Товарищи завидуют мне. Кат дает ценные советы насчет того, как мне устроить себе «тихую жизнь».
— Если не будешь хлопать ушами, ты там зацепишься.
Собственно говоря, я предпочел бы поехать не сейчас, а лишь через неделю, — ведь это время мы еще пробудем здесь, а здесь не так уж плохо.

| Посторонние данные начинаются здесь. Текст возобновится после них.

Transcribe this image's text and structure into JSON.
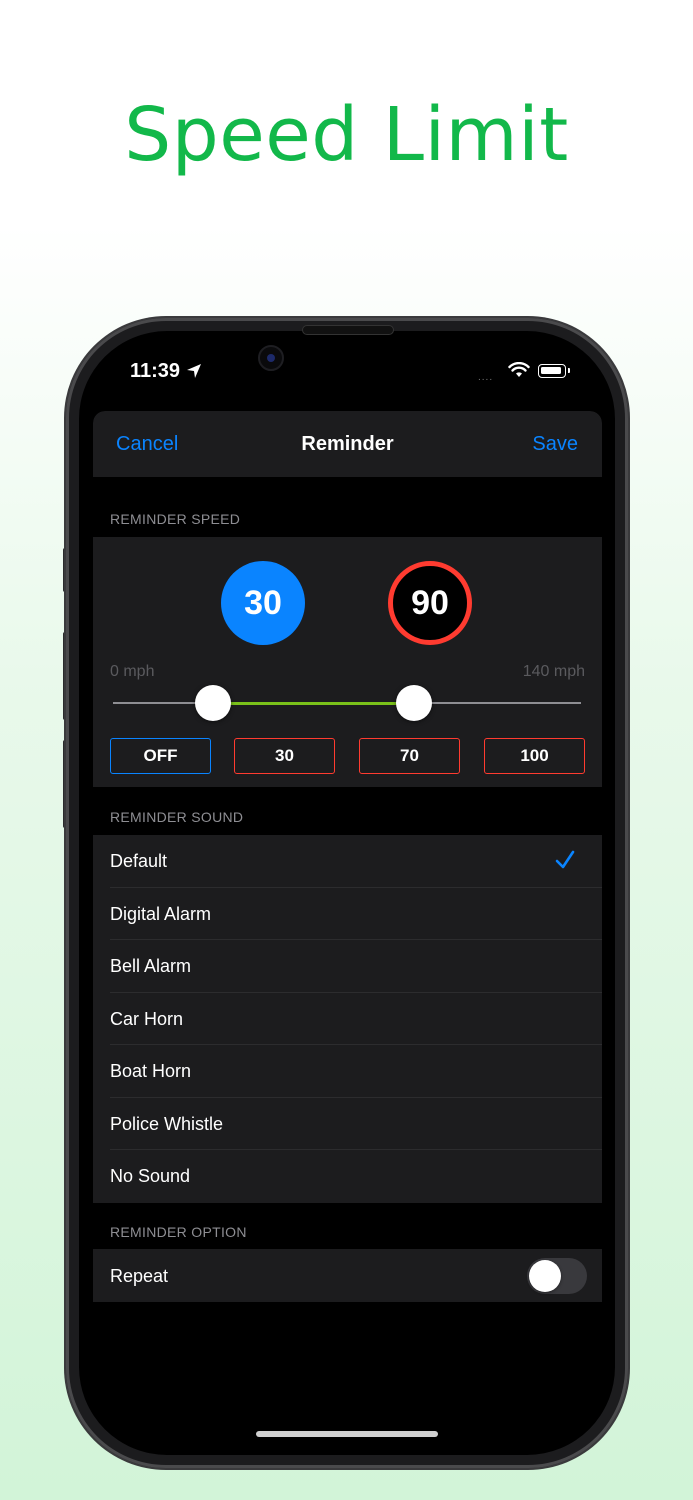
{
  "headline": "Speed Limit",
  "status_bar": {
    "time": "11:39",
    "signal_dots": "....",
    "icons": [
      "location-arrow-icon",
      "wifi-icon",
      "battery-icon"
    ]
  },
  "navbar": {
    "cancel_label": "Cancel",
    "title": "Reminder",
    "save_label": "Save"
  },
  "reminder_speed": {
    "header": "REMINDER SPEED",
    "current_speed": "30",
    "limit_speed": "90",
    "range_min_label": "0 mph",
    "range_max_label": "140 mph",
    "range_min": 0,
    "range_max": 140,
    "slider_low_value": 30,
    "slider_high_value": 90,
    "presets": [
      "OFF",
      "30",
      "70",
      "100"
    ]
  },
  "reminder_sound": {
    "header": "REMINDER SOUND",
    "options": [
      "Default",
      "Digital Alarm",
      "Bell Alarm",
      "Car Horn",
      "Boat Horn",
      "Police Whistle",
      "No Sound"
    ],
    "selected": "Default"
  },
  "reminder_option": {
    "header": "REMINDER OPTION",
    "repeat_label": "Repeat",
    "repeat_on": false
  },
  "colors": {
    "accent": "#0a84ff",
    "limit_red": "#ff3b30",
    "range_green": "#7ac11a",
    "headline_green": "#12b84a"
  }
}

В столовой мне, как водится, говорят, что с меня причитается. Мы все немножко подвыпили. Мне становится грустно; я уезжаю отсюда на шесть недель, мне, конечно, здорово повезло, но что будет, когда я вернусь? Свижусь ли я снова со всеми здешними друзьями? Хайе и Кеммериха уже нет в живых; чей черед наступит теперь?
Мы пьем, и я разглядываю их по очереди. Рядом со мной сидит и курит Альберт, у него веселое настроение; мы с ним всегда были вместе. Напротив примостился Кат, у него покатые плечи, неуклюжие пальцы и спокойный голос. Вот Мюллер с его выступающими вперед зубами и лающим смехом. Вот Тьяден с его мышиными глазками. Вот Леер, который отпустил себе бороду, так что на вид ему дашь лет сорок.

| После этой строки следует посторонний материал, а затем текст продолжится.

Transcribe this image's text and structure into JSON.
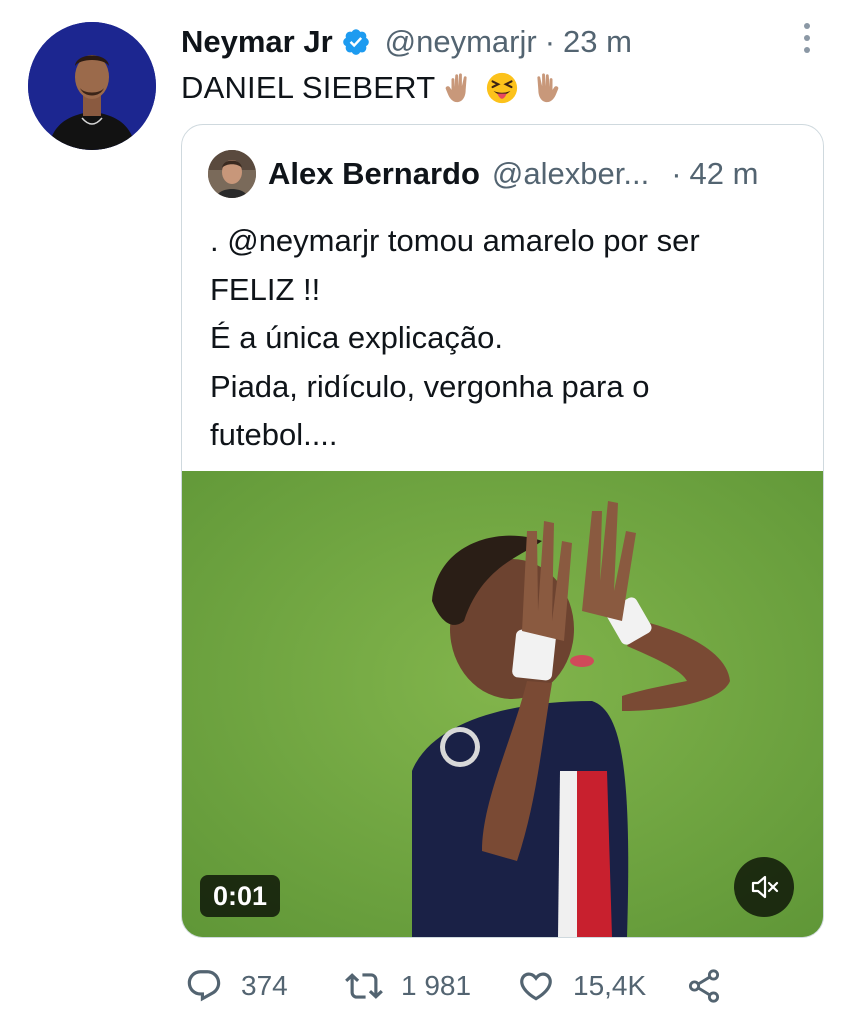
{
  "author": {
    "display_name": "Neymar Jr",
    "handle": "@neymarjr",
    "separator": "·",
    "time": "23 m",
    "text": "DANIEL SIEBERT",
    "emojis": [
      "raised-hand-icon",
      "squinting-tongue-face-icon",
      "raised-hand-icon"
    ]
  },
  "quote": {
    "display_name": "Alex Bernardo",
    "handle": "@alexber...",
    "separator": "·",
    "time": "42 m",
    "lines": [
      ". @neymarjr tomou amarelo por ser",
      "FELIZ !!",
      "É a única explicação.",
      "Piada, ridículo, vergonha para o",
      "futebol...."
    ],
    "media": {
      "duration": "0:01",
      "muted": true
    }
  },
  "actions": {
    "replies": "374",
    "retweets": "1 981",
    "likes": "15,4K"
  },
  "colors": {
    "text": "#0f1419",
    "secondary": "#536471",
    "verified": "#1d9bf0",
    "card_border": "#cfd9de",
    "pitch": "#74a843"
  }
}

Над нашими головами висят густые клубы дыма. Что было бы с солдатом без табака! Столовая — это тихая пристань, пиво — не просто напиток, оно сигнализирует о том, что ты в безопасности и можешь спокойно потянуться и расправить члены. Вот и сейчас мы расселись поудобней, далеко вытянув ноги, и так заплевали все вокруг, что только держись. С каким странным чувством смотришь на все это, если завтра тебе уезжать!
Ночью мы еще раз перебираемся через канал. Мне даже как-то страшно сказать худенькой, смуглой, что я уезжаю, что, когда я вернусь, мы наверняка будем стоять где-нибудь в другом месте, а значит, мы с ней больше не увидимся. Но, как видно, это ее не очень трогает: она только головой кивает. Сначала это мне кажется непонятным, но потом я соображаю, в чем тут дело. Леер, пожалуй, прав: если бы меня снова отправили на фронт, тогда я опять услышал бы от нее «pauvre garcon», но отпускник это для них не так интересно. Ну и пошла она к черту с ее воркованием и болтовней. Ожидаешь чудес, а потом все сводится к буханке хлеба.

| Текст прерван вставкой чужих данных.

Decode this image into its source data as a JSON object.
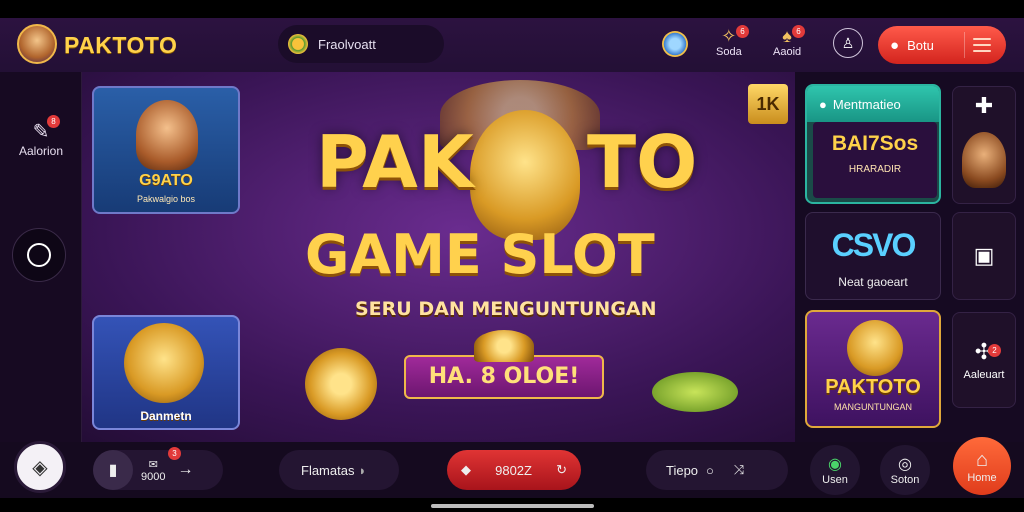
{
  "header": {
    "brand": "PAKTOTO",
    "search_value": "Fraolvoatt",
    "icons": [
      {
        "name": "coin-icon"
      },
      {
        "name": "soda-icon",
        "label": "Soda",
        "badge": "6"
      },
      {
        "name": "acoid-icon",
        "label": "Aaoid",
        "badge": "6"
      }
    ],
    "action_label": "Botu"
  },
  "left_rail": {
    "item_label": "Aalorion",
    "item_badge": "8"
  },
  "left_cards": [
    {
      "title": "G9ATO",
      "sub": "Pakwalgio bos"
    },
    {
      "title": "Danmetn"
    }
  ],
  "hero": {
    "title_line1_left": "PAK",
    "title_line1_right": "TO",
    "title_line2": "GAME SLOT",
    "subtitle": "SERU DAN MENGUNTUNGAN",
    "ribbon": "HA. 8 OLOE!",
    "k_box": "1K"
  },
  "right_tiles": {
    "tile1_header": "Mentmatieo",
    "tile1_big": "BAI7Sos",
    "tile1_small": "HRARADIR",
    "tile2_logo": "CSVO",
    "tile2_label": "Neat gaoeart",
    "tile3_title": "PAKTOTO",
    "tile3_sub": "MANGUNTUNGAN",
    "side_labels": {
      "side3": "Aaleuart",
      "side3_badge": "2"
    }
  },
  "bottom": {
    "wallet_amount": "9000",
    "wallet_badge": "3",
    "filter_label": "Flamatas",
    "bet_label": "9802Z",
    "tiepo_label": "Tiepo",
    "btn_usen": "Usen",
    "btn_soton": "Soton",
    "btn_home": "Home"
  },
  "colors": {
    "brand_gold": "#ffd24a",
    "accent_red": "#e23a3a",
    "teal": "#2bb5a0",
    "background_purple": "#3a1556"
  }
}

На следующее утро, пройдя дезинфекцию, я шагаю к фронтовой узкоколейке. Альберт и Кат провожают меня. На станции нам говорят, что поезда придется ждать, по-видимому, еще несколько часов. Кату и Альберту надо возвращаться в часть. Мы прощаемся!
— Счастливо, Кат! Счастливо, Альберт!
Они уходят и еще несколько раз машут мне рукой. И фигуры становятся меньше. Их походка, каждое их движение — все это знакомо мне до мелочей. Я даже издали узнал бы их. Вот они уже исчезли вдали.
Я сажусь на свой ранец и жду.
Мною вдруг овладевает жгучее нетерпение, — мне хочется поскорее уехать отсюда.
Я уже потерял счет вокзалам, очередям у котлов на продовольственных пунктах, жестким скамейкам в вагонах; но вот передо мной замелькали до боли знакомые виды, от которых начинает щемить сердце. Они проплывают в красных от заката окнах вагона: деревни с соломенными крышами, нависающими над белеными стенами домов, как надвинутые на самый лоб шапки, ржаные поля, отливающие перламутром в косых лучах вечернего солнца, фруктовые сады, амбары и старые липы.
За названиями станций встают образы, от которых все внутри трепещет. Колеса все грохочут и грохочут, я стою у окна и крепко держусь за косяки рамы. Эти названия — пограничные столбы моей юности.
Заливные луга, поля, крестьянские дворы; по дороге, идущей вдоль линии горизонта, одиноко тащится подвода, точно по небу едет. Ждущие у шлагбаума крестьяне, махающие вслед поезду девочки, играющие на полотне дети, уходящие вглубь дороги, гладкие, не разбитые дороги, на которых не видно артиллерии.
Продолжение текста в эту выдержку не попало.